Primeiramente, após terminar a escola,
eu entrei na universidade federal da Bahia fazendo um curso noturno chamado
Bacharelado Interdisciplinar em Humanidades. É um curso novo e pouco conhecido,
é uma formação generalista e não profissionalizante que é majoritariamente
cursada por estudantes que ainda não possuem certeza de qual curso eles querem
seguir.
Então através desse “BI de humanas” eu tive a liberdade de ficar uns 3
anos transitando por vários campos do saber. Ou seja, eu tive uma experiência
única de explorar vários campus e estudar disciplinas variadas nesse período,
desde oratória até sobre aquecimento global. Das artes até as ciências.
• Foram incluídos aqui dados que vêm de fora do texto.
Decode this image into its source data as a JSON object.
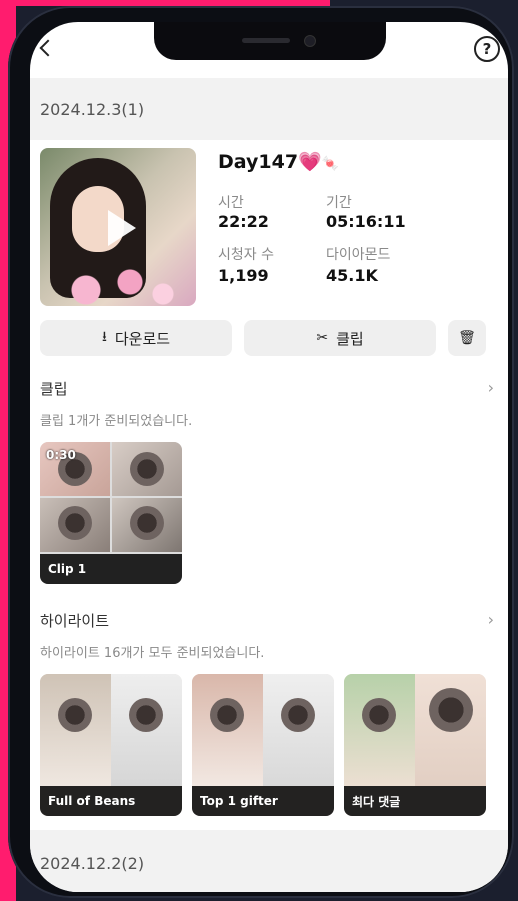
{
  "session": {
    "date_header": "2024.12.3(1)",
    "title": "Day147",
    "title_heart": "💗",
    "title_emoji": "🍬",
    "stats": [
      {
        "label": "시간",
        "value": "22:22"
      },
      {
        "label": "기간",
        "value": "05:16:11"
      },
      {
        "label": "시청자 수",
        "value": "1,199"
      },
      {
        "label": "다이아몬드",
        "value": "45.1K"
      }
    ]
  },
  "actions": {
    "download_label": "다운로드",
    "clip_label": "클립"
  },
  "clips": {
    "section_title": "클립",
    "subtitle": "클립 1개가 준비되었습니다.",
    "items": [
      {
        "label": "Clip 1",
        "time_badge": "0:30"
      }
    ]
  },
  "highlights": {
    "section_title": "하이라이트",
    "subtitle": "하이라이트 16개가 모두 준비되었습니다.",
    "items": [
      {
        "label": "Full of Beans"
      },
      {
        "label": "Top 1 gifter"
      },
      {
        "label": "최다 댓글"
      }
    ]
  },
  "next_session": {
    "date_header": "2024.12.2(2)"
  },
  "colors": {
    "accent": "#ff1c6e",
    "button_bg": "#efefef",
    "label_bar": "#000000"
  }
}
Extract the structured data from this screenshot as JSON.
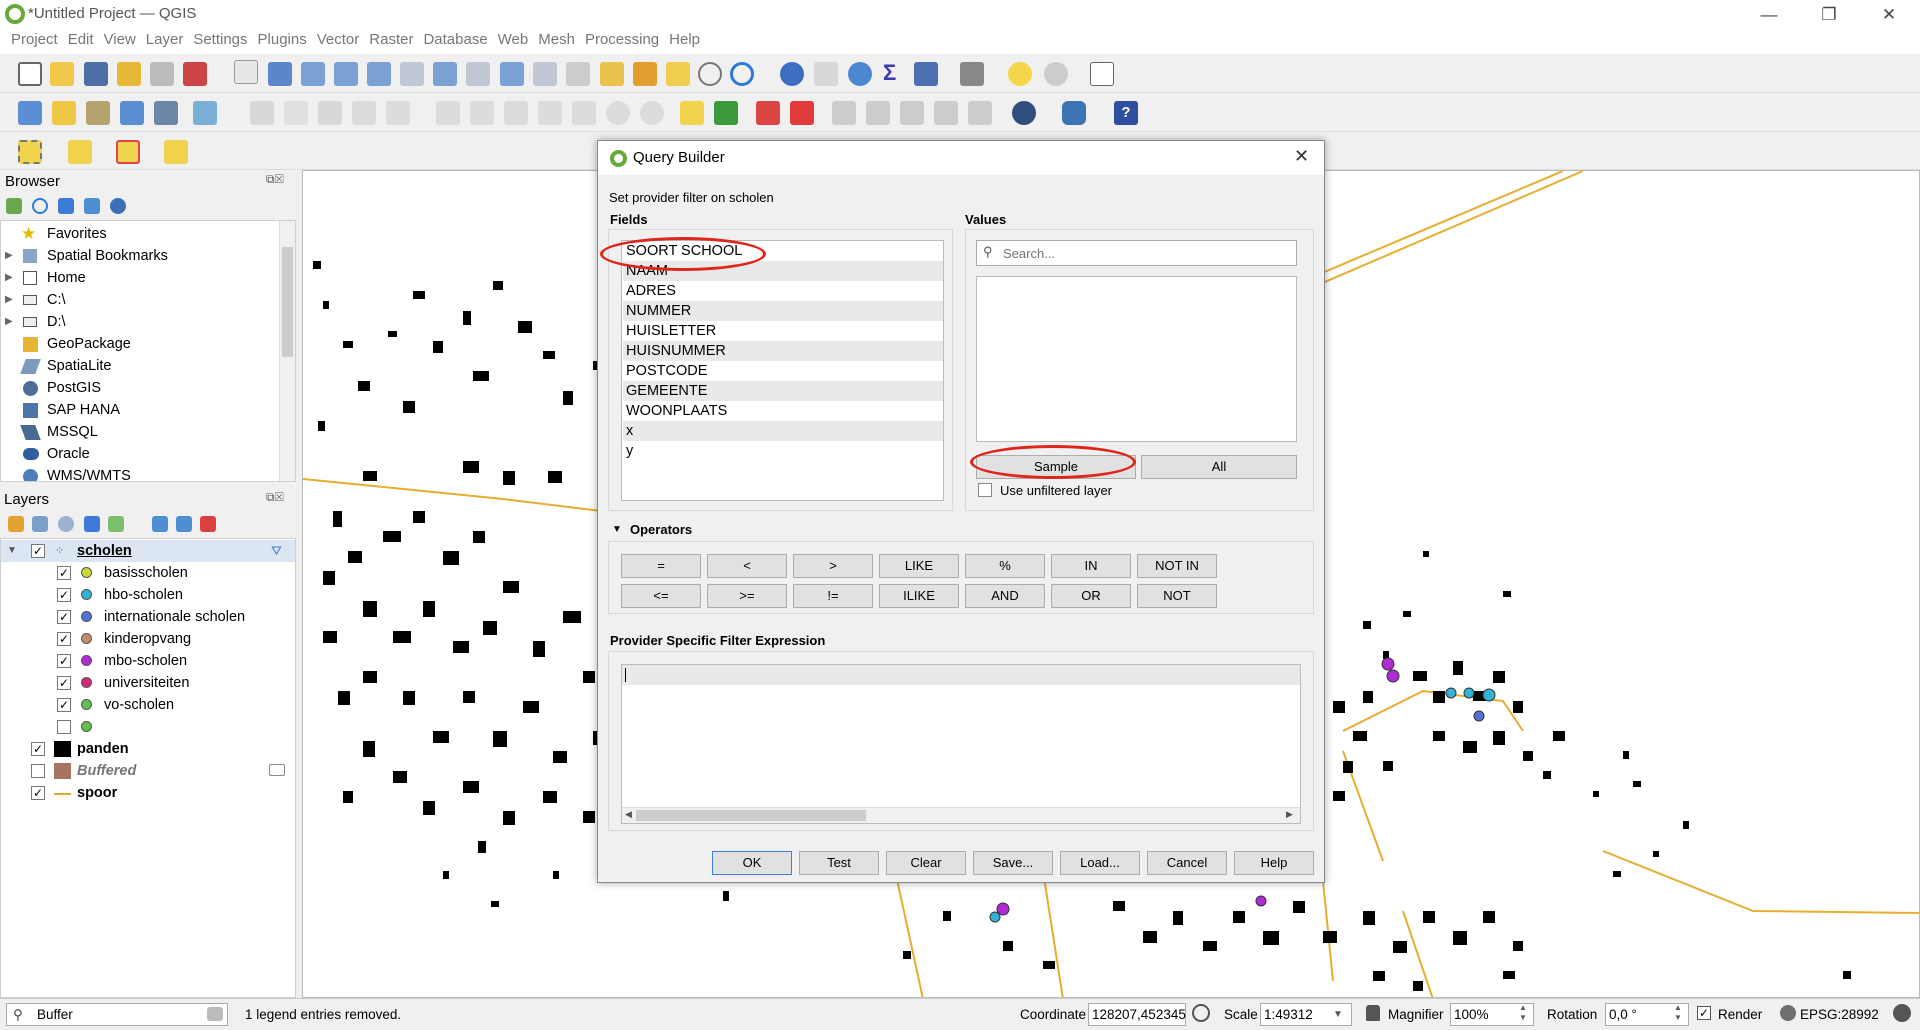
{
  "window": {
    "title": "*Untitled Project — QGIS",
    "min": "—",
    "restore": "❐",
    "close": "✕"
  },
  "menu": [
    "Project",
    "Edit",
    "View",
    "Layer",
    "Settings",
    "Plugins",
    "Vector",
    "Raster",
    "Database",
    "Web",
    "Mesh",
    "Processing",
    "Help"
  ],
  "browser": {
    "title": "Browser",
    "items": [
      "Favorites",
      "Spatial Bookmarks",
      "Home",
      "C:\\",
      "D:\\",
      "GeoPackage",
      "SpatiaLite",
      "PostGIS",
      "SAP HANA",
      "MSSQL",
      "Oracle",
      "WMS/WMTS"
    ]
  },
  "layers": {
    "title": "Layers",
    "group": "scholen",
    "sub": [
      {
        "label": "basisscholen",
        "color": "#c9d93a"
      },
      {
        "label": "hbo-scholen",
        "color": "#35b0d6"
      },
      {
        "label": "internationale scholen",
        "color": "#4f73d8"
      },
      {
        "label": "kinderopvang",
        "color": "#c98a6b"
      },
      {
        "label": "mbo-scholen",
        "color": "#b02ad6"
      },
      {
        "label": "universiteiten",
        "color": "#d6287a"
      },
      {
        "label": "vo-scholen",
        "color": "#5fc24a"
      },
      {
        "label": "",
        "color": "#5fc24a"
      }
    ],
    "others": [
      {
        "label": "panden",
        "checked": true
      },
      {
        "label": "Buffered",
        "checked": false
      },
      {
        "label": "spoor",
        "checked": true
      }
    ]
  },
  "dialog": {
    "title": "Query Builder",
    "subtitle": "Set provider filter on scholen",
    "fields_label": "Fields",
    "values_label": "Values",
    "fields": [
      "SOORT SCHOOL",
      "NAAM",
      "ADRES",
      "NUMMER",
      "HUISLETTER",
      "HUISNUMMER",
      "POSTCODE",
      "GEMEENTE",
      "WOONPLAATS",
      "x",
      "y"
    ],
    "search_placeholder": "Search...",
    "sample": "Sample",
    "all": "All",
    "unfiltered": "Use unfiltered layer",
    "operators_label": "Operators",
    "ops_row1": [
      "=",
      "<",
      ">",
      "LIKE",
      "%",
      "IN",
      "NOT IN"
    ],
    "ops_row2": [
      "<=",
      ">=",
      "!=",
      "ILIKE",
      "AND",
      "OR",
      "NOT"
    ],
    "expr_label": "Provider Specific Filter Expression",
    "buttons": [
      "OK",
      "Test",
      "Clear",
      "Save...",
      "Load...",
      "Cancel",
      "Help"
    ]
  },
  "status": {
    "search": "Buffer",
    "message": "1 legend entries removed.",
    "coord_label": "Coordinate",
    "coord": "128207,452345",
    "scale_label": "Scale",
    "scale": "1:49312",
    "magnifier_label": "Magnifier",
    "magnifier": "100%",
    "rotation_label": "Rotation",
    "rotation": "0,0 °",
    "render": "Render",
    "epsg": "EPSG:28992"
  }
}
Isso me
deu a possibilidade de desenvolver uma formação mais humana e abrangente,
conheci pessoas que não faziam parte da minha bolha de colégio particular.
Estudei com muitas mulheres negras, idosos, LGBTs, indígenas, e outras minorias.
Ali foi um momento de muito crescimento pessoal e de desenvolver mais
consciência social.
Após esse período na UFBA, já em 2015, eu descobri uma oportunidade de
realizar um intercâmbio esportivo nos Estados Unidos. As Universidades
americanas oferecem bolsas esportivas para estudantes-atletas, e como eu sempre
joguei futebol, mandei um vídeo para um treinador na Filadélfia que me ofereceu
uma bolsa para estudar o curso de Business e jogar na Chestnut Hill College.
Considero que existe um Gabriel antes e depois desse intercâmbio. Pois foi um
momento que eu tive que aprender a me virar sozinho, ser mais independente e
enfrentar as dificuldades da vida como protagonista da minha própria jornada.
Nessa experiência eu sinto que finalmente me tornei adulto e aprendi muito mais
sobre mim mesmo, além de expandir meus horizontes.
Terceiro, ao retornar para o Brasil com 21 anos, comecei a empreender junto com
3 amigos do intercâmbio, tivemos uma empresa “Dream Big” que através da nossa
própria experiência pessoal, auxiliamos outros jovens a também realizarem o
sonho de estudar e praticar um esporte em universidades americanas com bolsas.
Essa foi uma bela forma de me desenvolver profissionalmente e foi nesse período
que eu dei minhas primeiras palestras, expressando mais minha comunicação tanto
presencialmente quanto nas redes sociais.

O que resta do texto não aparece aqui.